凄い……涼音さんと遜色ないレベルだ。剣士の兄といい、この兄妹はとんでもないな……



 ベルの魔法に感心していると、途中でベルは魔法を止めた。



「どうしたんです? まだ傷は全部治ってないですよ?」



 ナオキが不満げにベルに言った。



「この方を回復して差し上げるのはここまでです。それでも十分動けるでしょう」



 そう言い放ち、ベルはレイの方へ走って行った。



「そ、そんな……」

「いや、もう十分だよ。少しでも回復してもらえたんだ、感謝しないと」



 痛みが残る身体を起こし、ヨロヨロと立ち上がりながら八京はナオキに言った。すかさずナオキが八京を抱き抱える。



「でも……」



 それでもナオキは不満気だった。



「本当に大丈夫だよ。それより、ナオキ君があそこまで魔力を出せるなんて正直驚いたよ。君の潜在能力は計り知れないね」

「あれはたまたまというか……それにドラゴンを出したのはいいけど全然言うこと聞かなかったし。結果、何人も兵士の人たちが亡くなったり怪我を負ったから……」



 ナオキの表情が沈んでいる。



「ソコは元を辿れば人間側に問題があるんだから、亡くなった兵士たちには申し訳ないけど、自業自得な面もある。そんなに気にしないで」



 ナオキの背中を優しく撫でながらナオキを気遣った。



「はい……」



 それでもナオキの表情が晴れることはなかった。



まったく……君はどこまでも優しいんだな……



「……八京さん……」



 おもむろにナオキが八京に話を振った。



「なんだい?」

「あの……まだオレたちを止めますか?」



 なるほど。まだ全快では無いとはいえ、身体が動くようになったのだナオキが心配するのも無理はない。だが……



「いや、もう止めないよ。本来なら僕はここで倒れていたんだ。完全にこっちが敗北して更に僕を回復してくれた人たちを止められるワケないだろう」

「そ、そうですか。
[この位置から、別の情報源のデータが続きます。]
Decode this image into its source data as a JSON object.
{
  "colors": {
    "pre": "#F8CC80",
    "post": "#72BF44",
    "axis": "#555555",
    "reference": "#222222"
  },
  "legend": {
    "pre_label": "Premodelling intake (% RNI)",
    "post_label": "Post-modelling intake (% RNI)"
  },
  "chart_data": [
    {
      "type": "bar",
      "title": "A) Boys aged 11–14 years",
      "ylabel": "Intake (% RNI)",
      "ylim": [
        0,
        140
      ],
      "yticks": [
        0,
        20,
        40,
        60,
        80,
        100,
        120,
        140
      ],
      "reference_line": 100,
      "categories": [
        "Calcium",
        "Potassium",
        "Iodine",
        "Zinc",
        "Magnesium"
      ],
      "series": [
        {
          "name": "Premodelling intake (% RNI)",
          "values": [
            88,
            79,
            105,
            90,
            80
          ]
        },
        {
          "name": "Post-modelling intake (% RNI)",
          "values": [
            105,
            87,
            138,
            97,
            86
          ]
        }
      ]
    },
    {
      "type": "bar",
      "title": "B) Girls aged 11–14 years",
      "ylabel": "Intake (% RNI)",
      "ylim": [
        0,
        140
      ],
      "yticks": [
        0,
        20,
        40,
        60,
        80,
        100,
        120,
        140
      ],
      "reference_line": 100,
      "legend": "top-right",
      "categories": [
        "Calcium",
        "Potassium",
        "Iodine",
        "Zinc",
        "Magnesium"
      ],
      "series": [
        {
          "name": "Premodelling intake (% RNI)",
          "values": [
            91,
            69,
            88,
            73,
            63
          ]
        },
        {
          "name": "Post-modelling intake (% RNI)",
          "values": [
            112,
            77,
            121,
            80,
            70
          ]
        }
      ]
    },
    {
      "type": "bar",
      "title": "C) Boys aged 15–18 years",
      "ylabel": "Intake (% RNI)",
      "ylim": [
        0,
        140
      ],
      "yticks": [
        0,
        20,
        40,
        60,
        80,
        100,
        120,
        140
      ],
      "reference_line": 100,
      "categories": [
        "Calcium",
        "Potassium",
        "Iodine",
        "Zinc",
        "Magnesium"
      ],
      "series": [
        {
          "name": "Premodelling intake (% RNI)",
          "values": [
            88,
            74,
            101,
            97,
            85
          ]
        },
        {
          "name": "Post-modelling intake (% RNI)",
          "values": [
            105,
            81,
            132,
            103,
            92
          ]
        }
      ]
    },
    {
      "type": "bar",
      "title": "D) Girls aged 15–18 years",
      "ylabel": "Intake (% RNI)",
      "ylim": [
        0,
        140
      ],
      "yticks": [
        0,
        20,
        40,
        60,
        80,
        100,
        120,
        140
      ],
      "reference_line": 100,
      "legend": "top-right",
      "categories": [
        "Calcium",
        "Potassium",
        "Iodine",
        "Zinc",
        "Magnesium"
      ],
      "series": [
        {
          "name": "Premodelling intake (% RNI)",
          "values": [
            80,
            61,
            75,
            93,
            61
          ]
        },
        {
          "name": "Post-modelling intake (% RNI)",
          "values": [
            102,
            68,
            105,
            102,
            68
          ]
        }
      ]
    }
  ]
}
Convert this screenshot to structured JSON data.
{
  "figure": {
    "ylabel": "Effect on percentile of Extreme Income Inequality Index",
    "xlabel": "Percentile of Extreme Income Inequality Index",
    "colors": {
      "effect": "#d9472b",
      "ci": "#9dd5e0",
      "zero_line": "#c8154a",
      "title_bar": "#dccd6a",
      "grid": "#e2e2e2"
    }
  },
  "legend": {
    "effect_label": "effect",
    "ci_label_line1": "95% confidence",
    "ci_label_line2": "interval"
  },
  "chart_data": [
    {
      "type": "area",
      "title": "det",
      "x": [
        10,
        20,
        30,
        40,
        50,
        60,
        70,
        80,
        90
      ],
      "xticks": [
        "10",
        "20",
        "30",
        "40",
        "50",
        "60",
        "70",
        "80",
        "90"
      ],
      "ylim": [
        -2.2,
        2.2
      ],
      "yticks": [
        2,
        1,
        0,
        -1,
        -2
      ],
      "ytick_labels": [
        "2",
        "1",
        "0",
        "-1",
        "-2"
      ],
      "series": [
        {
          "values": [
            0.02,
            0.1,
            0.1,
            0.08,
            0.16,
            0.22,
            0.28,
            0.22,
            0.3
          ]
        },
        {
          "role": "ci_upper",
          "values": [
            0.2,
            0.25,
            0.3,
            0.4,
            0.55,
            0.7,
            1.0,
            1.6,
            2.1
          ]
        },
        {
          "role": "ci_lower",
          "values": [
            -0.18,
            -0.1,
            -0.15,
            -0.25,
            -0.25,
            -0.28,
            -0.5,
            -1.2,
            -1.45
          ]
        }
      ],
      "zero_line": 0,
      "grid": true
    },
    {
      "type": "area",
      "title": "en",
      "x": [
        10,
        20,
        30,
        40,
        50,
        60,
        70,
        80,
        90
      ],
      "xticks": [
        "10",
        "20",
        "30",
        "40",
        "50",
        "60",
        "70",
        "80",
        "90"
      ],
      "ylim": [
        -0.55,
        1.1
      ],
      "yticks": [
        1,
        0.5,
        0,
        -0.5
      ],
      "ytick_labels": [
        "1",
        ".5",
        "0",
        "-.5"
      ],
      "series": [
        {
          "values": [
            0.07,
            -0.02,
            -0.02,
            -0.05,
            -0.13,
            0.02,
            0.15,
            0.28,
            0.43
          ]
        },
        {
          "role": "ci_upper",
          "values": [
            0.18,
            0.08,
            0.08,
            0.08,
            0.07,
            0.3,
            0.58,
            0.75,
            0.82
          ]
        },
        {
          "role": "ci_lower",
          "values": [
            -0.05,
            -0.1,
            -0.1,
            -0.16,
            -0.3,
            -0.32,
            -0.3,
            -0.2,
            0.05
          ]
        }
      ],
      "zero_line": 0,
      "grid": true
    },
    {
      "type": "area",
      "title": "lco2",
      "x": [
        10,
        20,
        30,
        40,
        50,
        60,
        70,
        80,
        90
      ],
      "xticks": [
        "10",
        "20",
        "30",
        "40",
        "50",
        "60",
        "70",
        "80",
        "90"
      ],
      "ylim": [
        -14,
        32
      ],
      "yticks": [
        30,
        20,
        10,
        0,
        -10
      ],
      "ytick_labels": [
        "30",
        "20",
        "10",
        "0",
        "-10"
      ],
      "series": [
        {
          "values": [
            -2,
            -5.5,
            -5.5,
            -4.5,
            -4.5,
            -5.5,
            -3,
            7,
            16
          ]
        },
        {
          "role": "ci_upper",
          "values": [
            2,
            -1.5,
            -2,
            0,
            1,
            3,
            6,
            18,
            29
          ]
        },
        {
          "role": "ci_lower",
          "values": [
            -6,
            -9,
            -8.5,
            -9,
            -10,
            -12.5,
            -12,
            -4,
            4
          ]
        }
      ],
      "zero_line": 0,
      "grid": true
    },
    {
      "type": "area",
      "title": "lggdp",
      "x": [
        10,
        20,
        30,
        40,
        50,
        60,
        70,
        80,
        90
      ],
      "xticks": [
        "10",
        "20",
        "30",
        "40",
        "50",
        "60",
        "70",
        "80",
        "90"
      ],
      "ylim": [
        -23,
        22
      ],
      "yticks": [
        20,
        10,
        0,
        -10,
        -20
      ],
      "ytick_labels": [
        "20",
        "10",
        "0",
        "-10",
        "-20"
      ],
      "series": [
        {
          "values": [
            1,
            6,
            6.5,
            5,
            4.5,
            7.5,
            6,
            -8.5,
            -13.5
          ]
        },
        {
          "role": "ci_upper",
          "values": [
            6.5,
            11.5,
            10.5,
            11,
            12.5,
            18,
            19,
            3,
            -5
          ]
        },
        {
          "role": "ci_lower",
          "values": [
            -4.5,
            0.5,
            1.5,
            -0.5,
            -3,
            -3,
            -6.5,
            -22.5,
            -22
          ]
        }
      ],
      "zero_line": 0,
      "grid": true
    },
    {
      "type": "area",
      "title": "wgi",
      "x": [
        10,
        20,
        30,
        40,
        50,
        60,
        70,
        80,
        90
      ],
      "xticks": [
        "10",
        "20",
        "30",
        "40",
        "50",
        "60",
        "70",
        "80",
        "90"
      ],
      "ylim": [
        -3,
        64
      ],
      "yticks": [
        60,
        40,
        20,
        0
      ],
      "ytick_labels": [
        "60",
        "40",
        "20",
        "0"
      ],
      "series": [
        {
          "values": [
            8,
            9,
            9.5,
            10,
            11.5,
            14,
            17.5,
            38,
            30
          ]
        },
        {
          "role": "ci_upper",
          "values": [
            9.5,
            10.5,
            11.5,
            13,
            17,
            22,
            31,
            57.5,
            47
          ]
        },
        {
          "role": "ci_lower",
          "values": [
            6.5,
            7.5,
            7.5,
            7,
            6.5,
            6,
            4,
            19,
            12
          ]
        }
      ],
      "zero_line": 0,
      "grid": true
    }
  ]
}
よかった」



 幾分ナオキの顔が晴れたように見えた。

 ジュダ達は納得をしないかもしれないが、八京にはもはやナオキ達を止める気は無かった。



「あの……それでですね、オレはこれから――」

「――ナオキ後ろだ!」



 唐突にレイの声が響いた。八京とナオキが同時に振り向いた。ソコには剣を振り下ろそうとしているジュダの姿があった。